Herryman Moono has written a post for the LSE Impact of Social Sciences Blog that advocates for demand-driven research, the new comfort zone for many researchers and programmes. He refers to that old phrase that development workers like to repeat to themselves and anyone willing to listen: we are working ourselves out of our job. I’ve never quite liked it. To begin with, we all know, deep down, that the world will not rid itself of poverty certainly not in our lifetime: our jobs are safe. But most importantly, for researchers, this is a ridiculous statement. Research is valuable for its own sake. A society that thinks is a better society than one that does not. Even if all the research undertaken is irrelevant to policymaking this would be better than having no research at all.

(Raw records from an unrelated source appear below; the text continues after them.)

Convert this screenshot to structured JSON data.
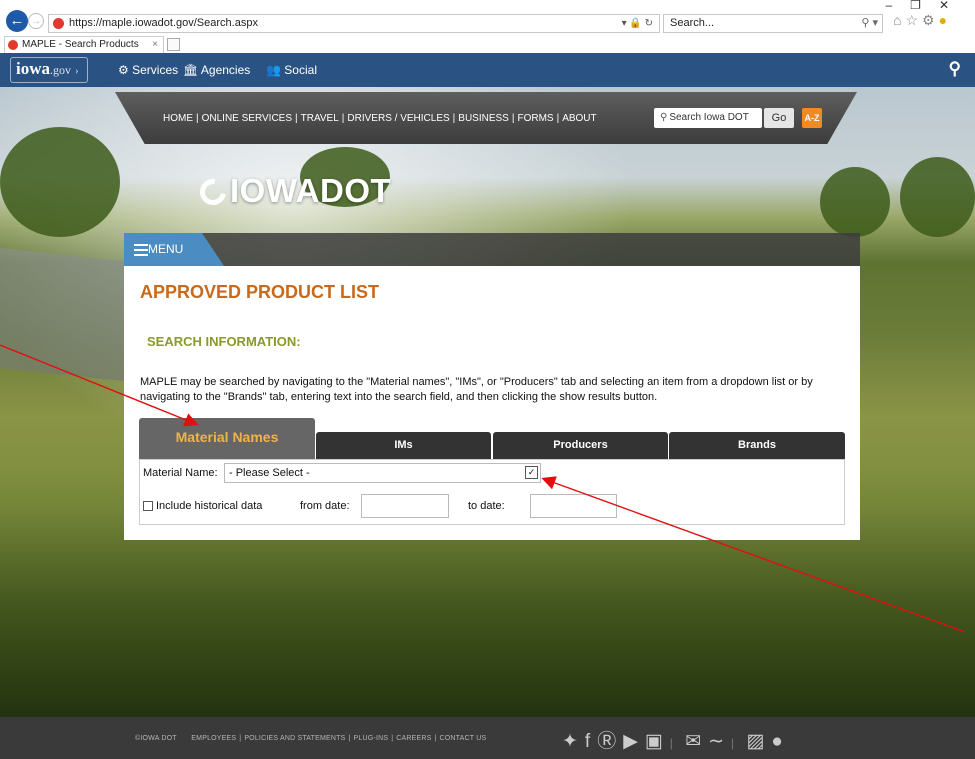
{
  "browser": {
    "url": "https://maple.iowadot.gov/Search.aspx",
    "search_placeholder": "Search...",
    "tab_title": "MAPLE - Search Products"
  },
  "gov_bar": {
    "logo": "iowa",
    "logo_suffix": ".gov",
    "links": [
      "Services",
      "Agencies",
      "Social"
    ]
  },
  "top_nav": {
    "links": [
      "HOME",
      "ONLINE SERVICES",
      "TRAVEL",
      "DRIVERS / VEHICLES",
      "BUSINESS",
      "FORMS",
      "ABOUT"
    ],
    "search_placeholder": "Search Iowa DOT",
    "go_label": "Go",
    "az_label": "A-Z"
  },
  "logo_text": "IOWADOT",
  "menu_label": "MENU",
  "page": {
    "title": "APPROVED PRODUCT LIST",
    "section_title": "SEARCH INFORMATION:",
    "description": "MAPLE may be searched by navigating to the \"Material names\", \"IMs\", or \"Producers\" tab and selecting an item from a dropdown list or by navigating to the \"Brands\" tab, entering text into the search field, and then clicking the show results button."
  },
  "tabs": [
    "Material Names",
    "IMs",
    "Producers",
    "Brands"
  ],
  "form": {
    "material_label": "Material Name:",
    "material_selected": "- Please Select -",
    "historical_label": "Include historical data",
    "historical_checked": false,
    "from_label": "from date:",
    "to_label": "to date:",
    "from_value": "",
    "to_value": ""
  },
  "footer": {
    "items": [
      "©IOWA DOT",
      "EMPLOYEES",
      "POLICIES AND STATEMENTS",
      "PLUG-INS",
      "CAREERS",
      "CONTACT US"
    ]
  },
  "icons": {
    "back": "back-arrow-icon",
    "forward": "forward-arrow-icon",
    "search": "search-icon",
    "social": [
      "twitter-icon",
      "facebook-icon",
      "pinterest-icon",
      "youtube-icon",
      "instagram-icon",
      "email-icon",
      "rss-icon",
      "android-icon",
      "apple-icon"
    ]
  },
  "colors": {
    "gov_bar": "#2a5384",
    "title_orange": "#c8691b",
    "section_green": "#8a9a2a",
    "active_tab_text": "#f0b445",
    "menu_blue": "#4b8cc2",
    "annotation_red": "#e01010"
  }
}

Herryman Moono writes that once the policy we are trying to affect changes, our research will no longer be relevant. That is a sign of success. He assumes then than policymaking is linear -that there are no chances that policies will be reviewed and challenged, for instance, and that old research may be useful (which contradicts his own reference to the Kenyes story, below). He also assumes that policy processes begin and end, just like projects -forgetting that in policymaking one thing leads to another to another to another…
But there is another more worrying discourse in this post: demand driven research.
Moono refers to a meeting with Dr. Guy Scott, Zambia’s Vice-President, in which he asks the researchers of the International Growth Centre why they haven’t been looking at employment policies in Zambia:
After our brief of our growth research work in Zambia, the vice president wondered why we have not ventured into research looking at employment creation. Jokingly he stated that even Keynes’s classic work was on the general theory of employment, so why were we not helping the government create more jobs for the people given on country constraints by researching in that area? Valid question indeed!
Moono reflects that research is indeed not often relevant to policymakers’ needs and adds that most research on the problems faced by developing countries has been written already. I again disagree as this statement assumes that problems are static and unchanging -that no no crisis will come in the future, that no unexpected event will shock food prices, that no new superpower will emerge, etc. He continues:
However, we cannot move into implementation and operational guidance if our works are not aligned to the thinking of policy makers.
But if we only study what policymakers want us to study and provide answers to their questions who will come up with the next questions? Questions inevitable come from research, analysis and reflection (from gaps in our knowledge, from the testing of hypothesis, from comparisons, etc.). This means that researchers need to be involved in thinking about these questions. But if they are busy with what the government wants today, who then will come up with the questions tomorrow?
Most interestingly, this entire post reflects the very comfortable consulting and legitimising mode of work that many ‘international development’ researchers have got used to. This approach, to align themselves with policymakers is even encouraged by their funders’ demand that research be demand driven and responsive to policymakers interests and questions.
This, if you ask me, is not the best way forward.